Over the last few months I've also generally ignored my only real talent, which is writing and not gaming (of course, my tutoring job lets me do both). This will be great news for the lurkers as long as I am able to survive. To this end I:
—Have written some stuff below which deserves a harsh critique
—Could use an experienced dedlurker to yell at me, tell me whatever below is just wrong, etc.

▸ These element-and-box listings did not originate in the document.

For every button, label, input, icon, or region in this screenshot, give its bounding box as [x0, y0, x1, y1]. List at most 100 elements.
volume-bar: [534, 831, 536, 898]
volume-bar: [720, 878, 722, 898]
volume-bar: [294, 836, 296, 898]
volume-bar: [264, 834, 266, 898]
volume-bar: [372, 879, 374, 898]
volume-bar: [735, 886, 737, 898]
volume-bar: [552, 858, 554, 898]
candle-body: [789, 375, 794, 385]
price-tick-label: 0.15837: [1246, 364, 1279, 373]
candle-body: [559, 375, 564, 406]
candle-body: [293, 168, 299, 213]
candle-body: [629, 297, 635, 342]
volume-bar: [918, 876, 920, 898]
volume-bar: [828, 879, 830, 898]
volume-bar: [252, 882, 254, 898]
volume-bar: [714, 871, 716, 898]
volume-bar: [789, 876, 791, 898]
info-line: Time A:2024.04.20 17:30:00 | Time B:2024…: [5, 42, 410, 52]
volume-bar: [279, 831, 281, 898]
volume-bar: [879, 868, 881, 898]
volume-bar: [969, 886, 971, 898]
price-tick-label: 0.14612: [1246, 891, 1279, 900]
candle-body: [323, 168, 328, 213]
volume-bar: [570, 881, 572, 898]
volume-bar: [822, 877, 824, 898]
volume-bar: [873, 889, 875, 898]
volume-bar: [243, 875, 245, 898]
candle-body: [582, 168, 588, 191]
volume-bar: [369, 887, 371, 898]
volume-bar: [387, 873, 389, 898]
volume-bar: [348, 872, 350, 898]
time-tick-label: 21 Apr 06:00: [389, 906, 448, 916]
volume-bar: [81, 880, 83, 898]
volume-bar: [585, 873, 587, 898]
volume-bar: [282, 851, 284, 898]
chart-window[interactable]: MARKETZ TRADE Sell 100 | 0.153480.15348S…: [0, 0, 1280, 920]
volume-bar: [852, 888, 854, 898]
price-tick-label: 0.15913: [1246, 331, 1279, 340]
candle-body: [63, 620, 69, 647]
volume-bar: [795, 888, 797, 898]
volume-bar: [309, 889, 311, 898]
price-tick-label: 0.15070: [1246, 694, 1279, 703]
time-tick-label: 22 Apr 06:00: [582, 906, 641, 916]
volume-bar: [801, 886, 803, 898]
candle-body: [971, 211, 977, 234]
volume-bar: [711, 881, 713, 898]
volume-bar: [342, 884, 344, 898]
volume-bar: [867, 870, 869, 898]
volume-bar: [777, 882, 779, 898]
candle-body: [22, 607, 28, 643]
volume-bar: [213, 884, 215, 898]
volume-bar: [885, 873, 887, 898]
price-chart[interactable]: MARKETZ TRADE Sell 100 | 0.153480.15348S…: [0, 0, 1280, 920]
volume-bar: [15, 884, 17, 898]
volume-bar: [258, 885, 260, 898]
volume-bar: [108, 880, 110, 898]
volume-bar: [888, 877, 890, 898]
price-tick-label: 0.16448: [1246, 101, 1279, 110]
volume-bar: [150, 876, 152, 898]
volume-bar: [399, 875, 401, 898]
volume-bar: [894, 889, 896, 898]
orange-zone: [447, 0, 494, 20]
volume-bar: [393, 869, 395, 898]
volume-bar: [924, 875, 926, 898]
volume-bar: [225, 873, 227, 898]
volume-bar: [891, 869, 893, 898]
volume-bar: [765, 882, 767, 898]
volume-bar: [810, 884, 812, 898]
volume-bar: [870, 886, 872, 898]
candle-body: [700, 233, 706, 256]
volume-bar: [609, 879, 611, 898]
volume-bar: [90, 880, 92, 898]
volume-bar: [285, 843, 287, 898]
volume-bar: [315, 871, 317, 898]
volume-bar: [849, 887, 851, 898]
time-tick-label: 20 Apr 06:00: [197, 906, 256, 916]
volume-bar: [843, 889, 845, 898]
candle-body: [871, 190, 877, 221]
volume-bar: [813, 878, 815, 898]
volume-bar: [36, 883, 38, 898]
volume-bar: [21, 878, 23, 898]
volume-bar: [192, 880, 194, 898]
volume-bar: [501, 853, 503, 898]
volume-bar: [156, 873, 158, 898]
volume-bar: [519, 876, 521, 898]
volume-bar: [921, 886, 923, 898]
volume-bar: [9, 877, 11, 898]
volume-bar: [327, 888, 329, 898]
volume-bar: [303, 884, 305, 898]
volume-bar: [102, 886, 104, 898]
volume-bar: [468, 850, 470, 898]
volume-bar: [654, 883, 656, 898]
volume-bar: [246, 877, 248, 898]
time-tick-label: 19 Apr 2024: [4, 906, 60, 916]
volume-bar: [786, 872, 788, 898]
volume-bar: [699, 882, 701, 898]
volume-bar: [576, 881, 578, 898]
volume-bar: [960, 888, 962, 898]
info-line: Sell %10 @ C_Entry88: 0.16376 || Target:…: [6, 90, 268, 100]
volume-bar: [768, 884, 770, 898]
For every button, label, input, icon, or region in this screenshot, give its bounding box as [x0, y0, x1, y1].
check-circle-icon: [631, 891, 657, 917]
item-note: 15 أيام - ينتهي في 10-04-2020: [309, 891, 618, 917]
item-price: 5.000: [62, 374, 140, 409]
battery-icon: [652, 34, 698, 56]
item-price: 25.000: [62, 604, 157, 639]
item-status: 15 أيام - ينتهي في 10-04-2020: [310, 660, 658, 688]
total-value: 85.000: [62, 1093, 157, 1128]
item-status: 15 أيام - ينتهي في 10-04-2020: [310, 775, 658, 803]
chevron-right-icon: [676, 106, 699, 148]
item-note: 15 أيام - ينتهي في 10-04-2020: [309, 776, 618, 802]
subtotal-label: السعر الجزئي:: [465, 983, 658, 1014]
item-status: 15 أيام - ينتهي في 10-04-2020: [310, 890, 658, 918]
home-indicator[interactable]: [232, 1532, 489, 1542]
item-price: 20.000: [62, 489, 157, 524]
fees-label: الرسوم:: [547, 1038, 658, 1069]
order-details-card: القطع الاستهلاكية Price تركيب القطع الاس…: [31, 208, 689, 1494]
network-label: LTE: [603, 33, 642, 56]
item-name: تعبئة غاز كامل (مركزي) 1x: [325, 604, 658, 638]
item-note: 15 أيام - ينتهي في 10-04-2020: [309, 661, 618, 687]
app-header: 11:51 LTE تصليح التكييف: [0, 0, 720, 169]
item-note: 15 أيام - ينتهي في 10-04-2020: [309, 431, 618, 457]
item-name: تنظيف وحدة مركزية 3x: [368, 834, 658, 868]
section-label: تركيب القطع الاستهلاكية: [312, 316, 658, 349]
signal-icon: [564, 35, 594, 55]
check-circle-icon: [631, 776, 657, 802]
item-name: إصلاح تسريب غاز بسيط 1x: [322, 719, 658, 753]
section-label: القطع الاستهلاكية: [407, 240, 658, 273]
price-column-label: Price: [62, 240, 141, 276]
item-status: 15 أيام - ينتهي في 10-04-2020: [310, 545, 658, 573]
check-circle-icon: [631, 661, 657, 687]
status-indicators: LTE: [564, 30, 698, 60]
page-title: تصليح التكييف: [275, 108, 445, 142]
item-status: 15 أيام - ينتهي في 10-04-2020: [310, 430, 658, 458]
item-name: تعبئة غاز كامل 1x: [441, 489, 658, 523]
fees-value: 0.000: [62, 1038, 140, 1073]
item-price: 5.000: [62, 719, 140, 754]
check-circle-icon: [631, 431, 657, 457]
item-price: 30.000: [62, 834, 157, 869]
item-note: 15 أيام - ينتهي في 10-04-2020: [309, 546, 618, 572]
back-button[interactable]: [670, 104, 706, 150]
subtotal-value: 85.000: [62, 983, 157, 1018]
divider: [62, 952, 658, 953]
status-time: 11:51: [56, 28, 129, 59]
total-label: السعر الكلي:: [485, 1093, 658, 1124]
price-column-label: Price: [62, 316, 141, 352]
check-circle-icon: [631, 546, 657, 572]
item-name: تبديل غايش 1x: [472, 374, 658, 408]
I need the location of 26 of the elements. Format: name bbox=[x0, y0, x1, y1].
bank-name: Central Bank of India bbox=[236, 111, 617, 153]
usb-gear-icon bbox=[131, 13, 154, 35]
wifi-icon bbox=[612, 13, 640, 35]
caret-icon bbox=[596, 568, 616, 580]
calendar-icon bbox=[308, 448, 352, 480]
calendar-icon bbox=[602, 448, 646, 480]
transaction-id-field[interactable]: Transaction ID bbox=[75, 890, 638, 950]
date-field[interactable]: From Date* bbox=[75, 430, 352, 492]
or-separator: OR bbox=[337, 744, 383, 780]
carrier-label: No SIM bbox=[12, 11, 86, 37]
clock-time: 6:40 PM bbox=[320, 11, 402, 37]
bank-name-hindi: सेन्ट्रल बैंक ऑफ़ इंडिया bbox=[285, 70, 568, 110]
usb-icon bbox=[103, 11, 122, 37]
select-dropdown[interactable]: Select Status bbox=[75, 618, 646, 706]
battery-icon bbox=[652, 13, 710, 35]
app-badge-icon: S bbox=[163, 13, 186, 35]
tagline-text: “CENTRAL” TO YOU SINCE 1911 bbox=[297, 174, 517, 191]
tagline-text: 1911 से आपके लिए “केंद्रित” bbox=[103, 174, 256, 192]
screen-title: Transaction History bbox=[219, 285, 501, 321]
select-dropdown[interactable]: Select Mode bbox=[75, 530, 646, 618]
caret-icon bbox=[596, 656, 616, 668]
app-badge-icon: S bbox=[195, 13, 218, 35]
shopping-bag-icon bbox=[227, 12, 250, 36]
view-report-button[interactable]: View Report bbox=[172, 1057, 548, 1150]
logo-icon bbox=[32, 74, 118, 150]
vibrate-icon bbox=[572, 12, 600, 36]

OK, dope. Here's where I'm at with the picks: since my entire experience consists of playing Deity base BTS I started by doing a few trial runs using the PB25 and PB34 maps. The main objective of the early game seems to be just getting improved tiles and a granary up at each city, allowing for exponential (quadratic?) growth (I guess this is what a "snowball" is—if we're Napoleon we can pasture the pigs? Whatever.) We can expand pretty aggressively compared to Deity because maintenance costs are much, much lower, but we do run into two constraints that are less of a thing in SP:
—Other people will kill us
—Happy cap
The happy cap in particular is tough to deal with because we do want to whip pretty hard but there's no tech trading and a number of the resources require AH, which is awkward to get when we're focusing on researching every economic tech ourselves / popping borders / hooking up copper / not dying / what have you. In particular this makes IMP and EXP harder to leverage, since the extra food doesn't trigger the production boni and also means we're supposed to whip more frequently to do so. Possible solutions include playing Charismatic, which seems really bad, or playing the Aztecs, which seems really good (and synergizes with the tripping-balls theme). In no particular order here are my thoughts on traits:
FIN—Nah, I'm not materialistic enough
CRE—I'm playing this game instead of writing a screenplay or reading some novels, so nah
CHM—I'm an awkward White guy, not happening
SPI—In Seattle only Russell Wilson believes in God; the rest of us just believe in Russell Wilson. I also have a lot of trouble conceptualizing hallucinogens as anything other than a deeply subjective and atheistic experience. All these hang-ups aside I don't think I'd be able to play this like not a tard
IMP—Bleh. Goes well with ORG though, and since we have the second pick we could burn it on JC and have him be good with whatever Civ we get with the penultimate one
EXP—Like IMP but usually worth a couple time walks (2-hammer plant) at the beginning, less prone to maintenance issues in the early-midgame, and more snowbally in the midgame due to hella cheap buildings. I'm into it
PRO—Highly contingent on how quickly we can find luxes to power up the granaries. Maybe, probably not
AGG—Is this trait as awesome as it looks, or as terrible as the stats indicate? Multiplicative 25 percent maintenance reduction is a bit of an anti-synergy with ORG. Good leaders (Shaka, Hammurabi) tend to go early, meaning we'd have trouble getting the crucial civ (Zulu?) on the wheel. Even though it's dope for the self-roleplay, I'm probably not playing this, but I might just be wrong
PHI—Everyone says this is a stronger SP trait, and that it's better with six-city empires than sixty, but that doesn't make any sense to me, since higher pop = more specialists with proportionately less investment, much doper GAs, and equally sweet bulbs. Decent for self-roleplay. I'd give it a try
IND—If we pick a civ at the beginning we can pick an IND leader at the end if nobody else did!
ORG—I wanna play ORG real bad
I want to play one {EXP, PRO, maybe IMP} and one {ORG, maybe PHI, maybe IND}. How does this play out with our snake-pick order? Well, I tried to peruse the other PB forums for precedent but couldn't really come up with anything. Maybe someone here has some ideas.